Here’s what it was about: In Alaska there is a statute which says you can have a short version of your living trust called a “certification of trust,” and if there is not a specific reason why they need to see the whole trust, they must accept the certification. That is a nice convenience, since the certification is about two pages and the trust declaration is invariably going to be a lot longer. It also helps to preserve your privacy. You don’t necessarily want all these junior bankers to see the part of the trust that talks about your alcoholic granddaughter or the kid you’re disinheriting because he’s in prison.

So when I do a trust, I always do a certification to go with it. And if it is a married couple who are doing this as a joint trust, I have both sign the certification, and I notarize it.

Which has worked fine for years. Until recently a certain bank—I don’t want to identify them so let’s call them Western Financial, and say they have a stagecoach as part of their logo—decided that if there are two people signing the certification, there must be two separate notary stamps. In other words, I can’t have a husband and wife sign, and then I notarize both of them together.

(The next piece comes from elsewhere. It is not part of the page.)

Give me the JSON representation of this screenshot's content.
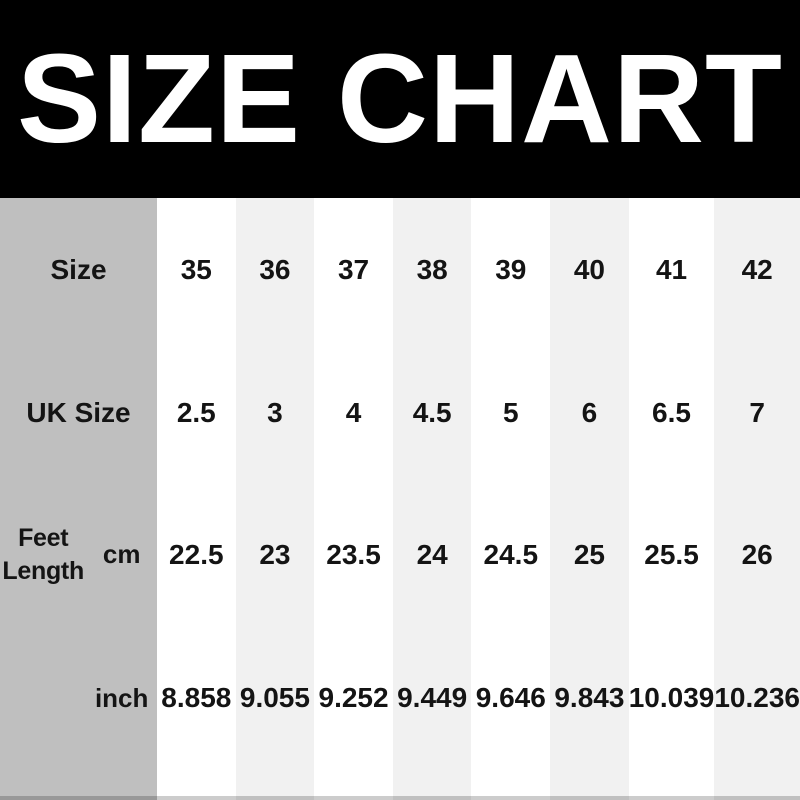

Their new policy makes no sense whatsoever. Every other bank, credit union, brokerage, and insurance company had been willing to accept one stamp for both names. That included, up until now, Wells—oops, Western Financial—until all of a sudden it didn’t.

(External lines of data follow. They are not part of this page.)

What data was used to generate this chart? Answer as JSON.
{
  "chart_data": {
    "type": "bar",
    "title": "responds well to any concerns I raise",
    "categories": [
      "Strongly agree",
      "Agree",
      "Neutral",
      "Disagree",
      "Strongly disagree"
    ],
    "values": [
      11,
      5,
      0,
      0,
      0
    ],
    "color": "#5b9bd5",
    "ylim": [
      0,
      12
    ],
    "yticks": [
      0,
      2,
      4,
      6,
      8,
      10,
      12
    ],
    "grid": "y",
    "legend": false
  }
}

I spent some time on the telephone. Nobody there could give me a reason, they just said it was a new company policy. I finally threw up my hands and changed my documents to make it two separate stamps for each certification.

But it got me to thinking about all the other little quirks that some of the financial institutions have. There is one national brokerage which won’t let clients designate pay on death beneficiaries on joint accounts. Why? They can’t seem to tell me. The only person at the company I could get to talk to me, suggested that when one of the couple died, the survivor could then designate a beneficiary, because it would now be a single account. As if couples never die together or one dies but the other is incompetent.

Here’s one that really gets under my skin. Let’s say you have a savings account and quite a bit of cash in it, so you decide to take some of that cash and buy a CD (not a CD you listen to music on, a certificate of deposit). And let us say that when you set up the savings account, you carefully designated your children as the POD (payment on death) beneficiaries on the account.

Will that POD designation apply to the CD as well? Or do you have to do a new designation specifically for that CD? Guess what, it depends on the company. Some of them say that if you have beneficiaries designated on the underlying account, that will apply to all CDs as well. But others want you to designate beneficiaries on each specific CD. You have to make sure that any time you purchase a CD out of one of your accounts, you ask the bank or credit union whether your POD designation will apply.

Speaking of banks and credit unions, if you have a living trust and want to put your account in the trust, some of them will let you do that and you can keep the same account number you had before (assuming this is a revocable living trust). But others will make you get a new account number, which would mean throwing out your checks and changing your direct deposits, automated bill pay, and so forth. Fortunately, there’s a work-around (make the trust the POD on the account instead) but why complicate things? Obviously, it’s not a requirement that there be a new account number, or all of them would insist on that. And not all of them do.

Or this one: there is a national company, let’s call them—oh heck, I’m done being cute, it’s ComputerShare—where the trustee or executor must submit a bunch of paperwork for each stock you’re holding. Not one bunch of paperwork for all of them, separate paperwork for each and every different stock you have with them. Some require notary stamps; some require medallion signatures that have to be done at the bank. What a headache.

There’s not really a moral to this story—I just wanted to rant. Well, OK, maybe there is a moral. Make sure you know what each company where you park your money with requires. Most people have multiple financial institutions they deal with. Don’t just assume that what works at one of them will work at the others.

Kenneth Kirk is an Anchorage estate planning attorney. Nothing in this article should be taken as legal advice for a specific situation; for specific advice you should consult a professional who can take all the facts into account. Thank you for letting me get that off my chest; I feel better now.